Experts en : Délinquance juvénile
BRISEBOIS, René-André
Chargé de cours
- Jeunes en difficulté
- Jeunes adultes
- Développement des troubles de comportement chez les jeunes
- Gangs de rue
- Crime organisé
- Délinquance
- Délinquance juvénile
- Intervention auprès des adolescentes en centre de réadaptation
Son expertise sur les questions des gangs/réseaux délinquants, de la violence chez les jeunes, de la délinquance juvénile et de l’exploitation sexuelle fait de lui un des experts régulièrement sollicités par différents partenaires afin d’expliquer et démystifier ces phénomènes. Il est également porte-parole média au CCSMTL en ce qui a trait à ces différentes questions. Sa participation au déploiement de projets de recherche portant sur ces questions et son implication dans le développement et l’évaluation des pratiques d’intervention qui répondent à ces problématiques sociales contribue à l’avancement des connaissances sur ces différents thèmes. René-André Brisebois est également chargé de cours à l’Université de Montréal, depuis 2007, au certificat en intervention auprès des jeunes et enseigne un cours sur le phénomène des gangs et les problématiques associées.
CHOUINARD-THIVIERGE, Stéphanie
Professeure adjointe
- Criminologie développementale
- Délinquance sexuelle
- Adversité
- Adolescents auteurs d'agression sexuelle
- Conduites antisociales
- Délinquance juvénile
- Trajectoire de vie
- Pédophiles
Stéphanie Chouinard-Thivierge est professeure adjointe à l’École de criminologie depuis juin 2025. Ses travaux s’inscrivent dans une perspective développementale des comportements antisociaux, avec une attention particulière à l’égard de la violence et des comportements sexuels problématiques de l’enfance à l’âge adulte. Elle est membre de l’Ordre professionnel des criminologues du Québec, témoignant de son engagement envers les standards professionnels et l’avancement des connaissances en criminologie.

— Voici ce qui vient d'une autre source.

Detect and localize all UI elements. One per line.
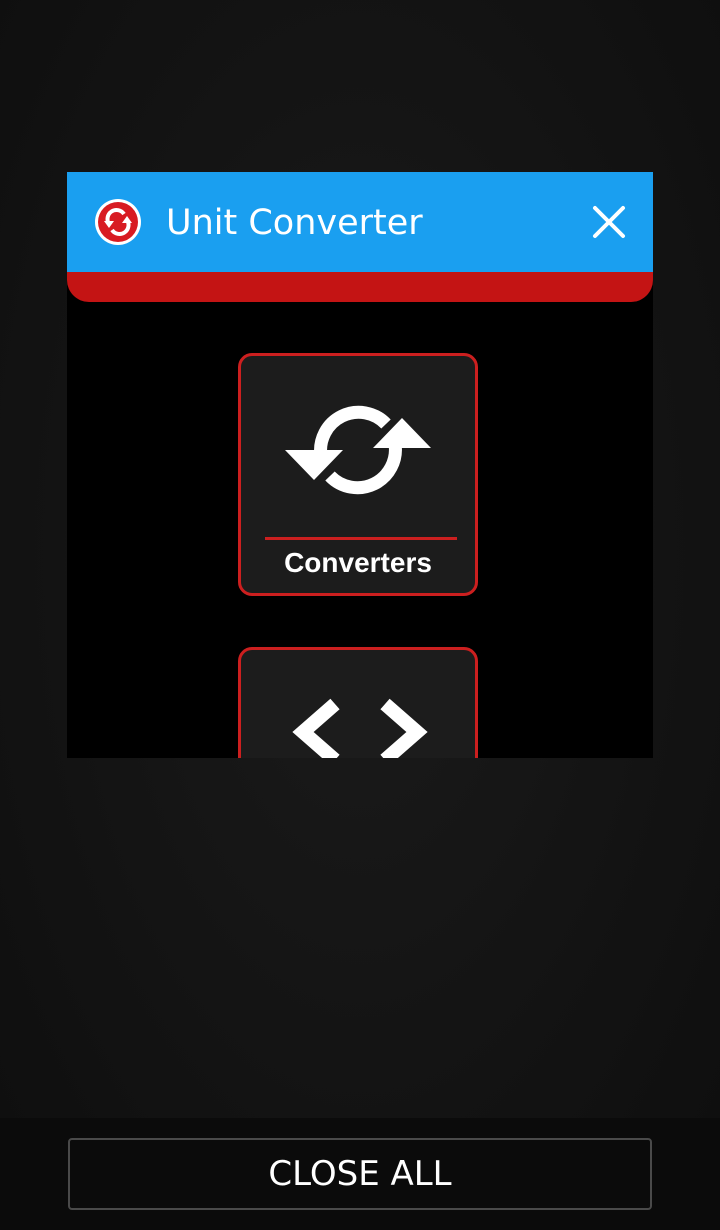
recent-app-card[interactable]: Unit Converter Converters [67,172,653,758]
converters-label: Converters [284,547,432,578]
code-brackets-icon [285,690,435,758]
bottom-bar: CLOSE ALL [0,1118,720,1230]
tile-divider [265,537,457,540]
app-icon [95,199,141,245]
sync-arrows-icon [283,390,433,514]
close-all-button[interactable]: CLOSE ALL [68,1138,652,1210]
app-title: Unit Converter [166,203,423,243]
recent-apps-screen: Unit Converter Converters CLOSE ALL [0,0,720,1230]
second-tile[interactable] [238,647,478,758]
converters-tile[interactable]: Converters [238,353,478,596]
sync-arrows-icon [98,202,138,242]
close-icon[interactable] [589,202,629,242]
card-header: Unit Converter [67,172,653,272]
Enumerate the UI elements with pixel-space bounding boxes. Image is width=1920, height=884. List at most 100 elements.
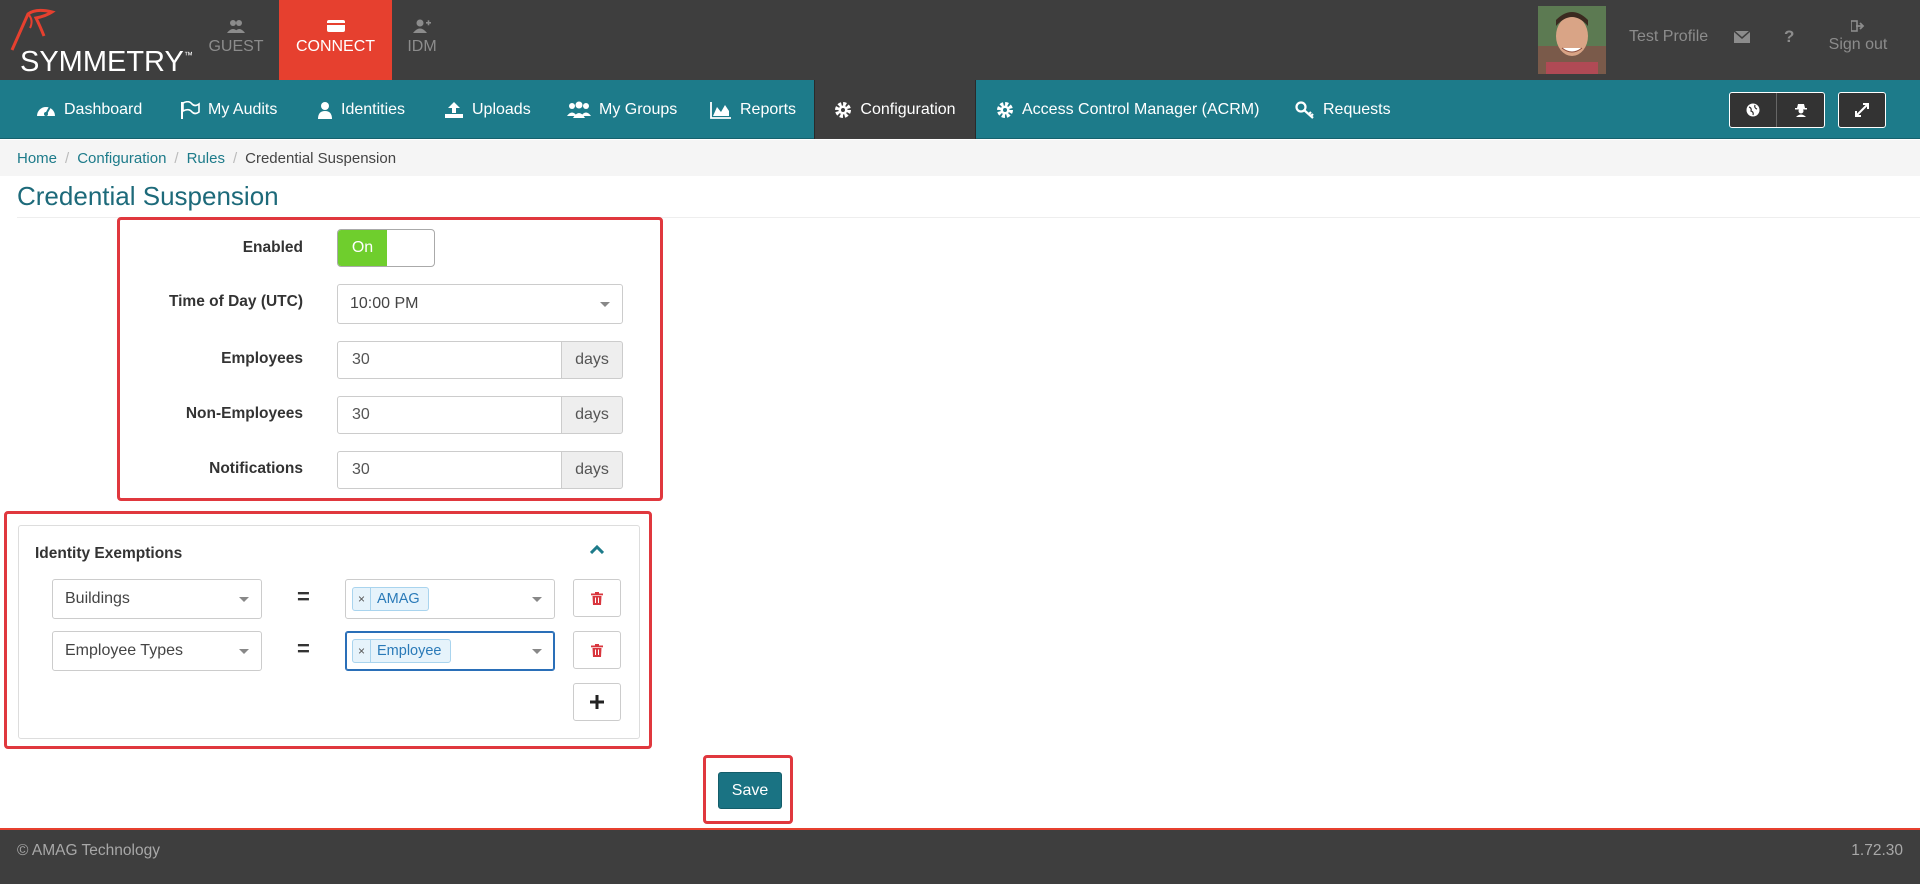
notifications-input-group: 30 days [337, 451, 623, 489]
exemption-value-select[interactable]: × Employee [345, 631, 555, 671]
tag-remove-button[interactable]: × [353, 588, 372, 610]
employees-label: Employees [221, 350, 303, 367]
nav-action-group [1729, 92, 1825, 128]
nav-uploads[interactable]: Uploads [444, 80, 531, 139]
save-button[interactable]: Save [718, 772, 782, 809]
page-title: Credential Suspension [17, 181, 279, 211]
nav-my-groups[interactable]: My Groups [567, 80, 677, 139]
breadcrumb-current: Credential Suspension [245, 149, 397, 167]
expand-icon [1855, 103, 1869, 117]
nav-acrm[interactable]: Access Control Manager (ACRM) [996, 80, 1259, 139]
trash-icon [591, 591, 603, 605]
sign-out-icon [1851, 20, 1865, 32]
employees-input[interactable]: 30 [337, 341, 562, 379]
add-row-button[interactable] [573, 683, 621, 721]
delete-row-button[interactable] [573, 579, 621, 617]
module-connect[interactable]: CONNECT [279, 0, 392, 80]
dashboard-icon [37, 106, 55, 116]
footer-copyright: © AMAG Technology [17, 842, 160, 859]
chevron-down-icon [532, 597, 542, 602]
globe-icon [1746, 103, 1760, 117]
globe-button[interactable] [1730, 93, 1778, 127]
notifications-label: Notifications [209, 460, 303, 477]
value-tag: × AMAG [352, 587, 429, 611]
time-of-day-label: Time of Day (UTC) [168, 293, 303, 310]
footer: © AMAG Technology 1.72.30 [0, 828, 1920, 884]
breadcrumb-rules[interactable]: Rules [187, 150, 225, 167]
brand-name: SYMMETRY™ [20, 46, 193, 78]
key-icon [1295, 100, 1314, 119]
notifications-input[interactable]: 30 [337, 451, 562, 489]
tag-remove-button[interactable]: × [353, 640, 372, 662]
module-idm[interactable]: IDM [406, 0, 438, 80]
nav-reports[interactable]: Reports [710, 80, 796, 139]
breadcrumb-separator: / [174, 149, 179, 167]
enabled-label: Enabled [242, 239, 303, 256]
tag-label: AMAG [377, 591, 420, 607]
time-of-day-select[interactable]: 10:00 PM [337, 284, 623, 324]
days-addon: days [561, 451, 623, 489]
exemption-field-select[interactable]: Employee Types [52, 631, 262, 671]
identity-exemptions-title: Identity Exemptions [35, 545, 183, 562]
group-icon [567, 101, 591, 118]
nav-dashboard[interactable]: Dashboard [36, 80, 142, 139]
help-icon[interactable]: ? [1784, 27, 1794, 47]
equals-operator: = [297, 636, 310, 661]
exemption-field-select[interactable]: Buildings [52, 579, 262, 619]
chevron-down-icon [239, 597, 249, 602]
time-of-day-value: 10:00 PM [350, 295, 419, 312]
days-addon: days [561, 396, 623, 434]
breadcrumb-home[interactable]: Home [17, 150, 57, 167]
user-plus-icon [413, 19, 431, 33]
user-icon [318, 101, 332, 119]
exemption-field-value: Employee Types [65, 642, 183, 659]
chevron-down-icon [239, 649, 249, 654]
symmetry-logo[interactable]: SYMMETRY™ [6, 6, 193, 78]
spy-icon [1794, 104, 1807, 117]
non-employees-label: Non-Employees [185, 405, 303, 422]
module-guest[interactable]: GUEST [206, 0, 266, 80]
exemption-field-value: Buildings [65, 590, 130, 607]
envelope-icon[interactable] [1734, 31, 1750, 43]
footer-version: 1.72.30 [1851, 842, 1903, 859]
delete-row-button[interactable] [573, 631, 621, 669]
profile-photo [1538, 6, 1606, 74]
top-bar: SYMMETRY™ GUEST CONNECT IDM Test Profile… [0, 0, 1920, 80]
breadcrumb-separator: / [232, 149, 238, 167]
main-nav: Dashboard My Audits Identities Uploads M… [0, 80, 1920, 139]
exemption-value-select[interactable]: × AMAG [345, 579, 555, 619]
incognito-button[interactable] [1777, 93, 1824, 127]
chevron-down-icon [600, 302, 610, 307]
nav-requests[interactable]: Requests [1295, 80, 1391, 139]
users-icon [227, 20, 245, 33]
avatar[interactable] [1538, 6, 1606, 74]
upload-icon [445, 101, 463, 118]
non-employees-input[interactable]: 30 [337, 396, 562, 434]
days-addon: days [561, 341, 623, 379]
area-chart-icon [710, 101, 731, 119]
chevron-up-icon[interactable] [590, 544, 604, 554]
profile-name[interactable]: Test Profile [1629, 28, 1708, 46]
value-tag: × Employee [352, 639, 451, 663]
breadcrumb-separator: / [65, 149, 70, 167]
nav-my-audits[interactable]: My Audits [180, 80, 277, 139]
breadcrumb-configuration[interactable]: Configuration [77, 150, 166, 167]
flag-icon [181, 100, 200, 119]
breadcrumb: Home / Configuration / Rules / Credentia… [0, 140, 1920, 176]
card-icon [326, 20, 345, 32]
gear-icon [835, 101, 852, 118]
equals-operator: = [297, 584, 310, 609]
tag-label: Employee [377, 643, 442, 659]
enabled-toggle[interactable]: On [337, 229, 435, 267]
toggle-on-state: On [338, 230, 387, 266]
sign-out-button[interactable]: Sign out [1828, 0, 1888, 80]
chevron-down-icon [532, 649, 542, 654]
gear-icon [997, 101, 1013, 118]
nav-identities[interactable]: Identities [317, 80, 405, 139]
plus-icon [590, 695, 604, 709]
non-employees-input-group: 30 days [337, 396, 623, 434]
trash-icon [591, 643, 603, 657]
employees-input-group: 30 days [337, 341, 623, 379]
fullscreen-button[interactable] [1838, 92, 1886, 128]
nav-configuration[interactable]: Configuration [814, 80, 976, 139]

Ses intérêts de recherche portent plus globalement sur la délinquance juvénile et la délinquance sexuelle, ainsi que les trajectoires associées en termes d’expériences d’adversité. Elle mobilise principalement des approches longitudinales et quantitatives afin de mieux comprendre les différents parcours des conduites antisociales et leurs déterminants.
Avant de se joindre au corps professoral de l’École de criminologie, la professeure Chouinard-Thivierge a réalisé un stage postdoctoral à la Sexual Behaviours Clinic du Centre for Addiction and Mental Health (CAMH) à Toronto (2024-2025). Dans ce cadre, elle a contribué à l’élaboration et à l’évaluation d’un essai clinique en prévention secondaire des abus sexuels d’enfants s’adressant à des hommes qui ont des intérêts pédohébéphiliques.
Ses projets de recherche actuels portent sur les trajectoires développementales des jeunes présentant des comportements sexuels problématiques, de l’enfance à l’adolescence, ainsi que sur l’évolution des adolescents ayant commis une infraction sexuelle vers l’âge adulte, notamment en lien avec leur contexte social et leur délinquance générale ultérieure. Elle s’intéresse également aux intérêts pédohébéphiliques chez les adultes dans l’optique de mieux comprendre et cibler les différents profils et besoins associés. En somme, ses travaux de recherche visent une contribution significative à l’amélioration des pratiques en matière de prévention et d’intervention, ainsi que de la réponse sociolégale s’adressant à ces formes de conduites.
LAFORTUNE, Denis
Professeur titulaire
- Adolescents auteurs d'agression sexuelle
- Délinquance et troubles mentaux
- Délinquance juvénile
- Usage des médicaments psychotropes en institution
Mon programme de recherche s’organise autour de cinq volets. Je m’intéresse tout d’abord au portrait et aux trajectoires d'adolescents auteurs d’infraction, en général et auteurs d’infractions violentes et sexuelles, en particulier. Le deuxième axe de mes travaux concerne les usages de médicaments psychotropes auprès des adolescents et adultes placés en institution, ainsi que l’observance des prescriptions par les personnes concernées. La troisième partie porte sur les adultes incarcérés qui souffrent de problèmes de santé mentale, ainsi que sur les interventions réalisées auprès d’eux. Je m’intéresse aussi aux prises en charge en milieu institutionnel des troubles sévères du comportement, notamment sous l’angle de l’encadrement intensif et de l’ensemble des mesures restrictives de liberté. Enfin, plus récemment, j’ai aussi commencé à étudier la mentalisation et les stratégies de coping comme étant de possibles facteurs de modération de la relation entre la maltraitance et la manifestation de troubles du comportement.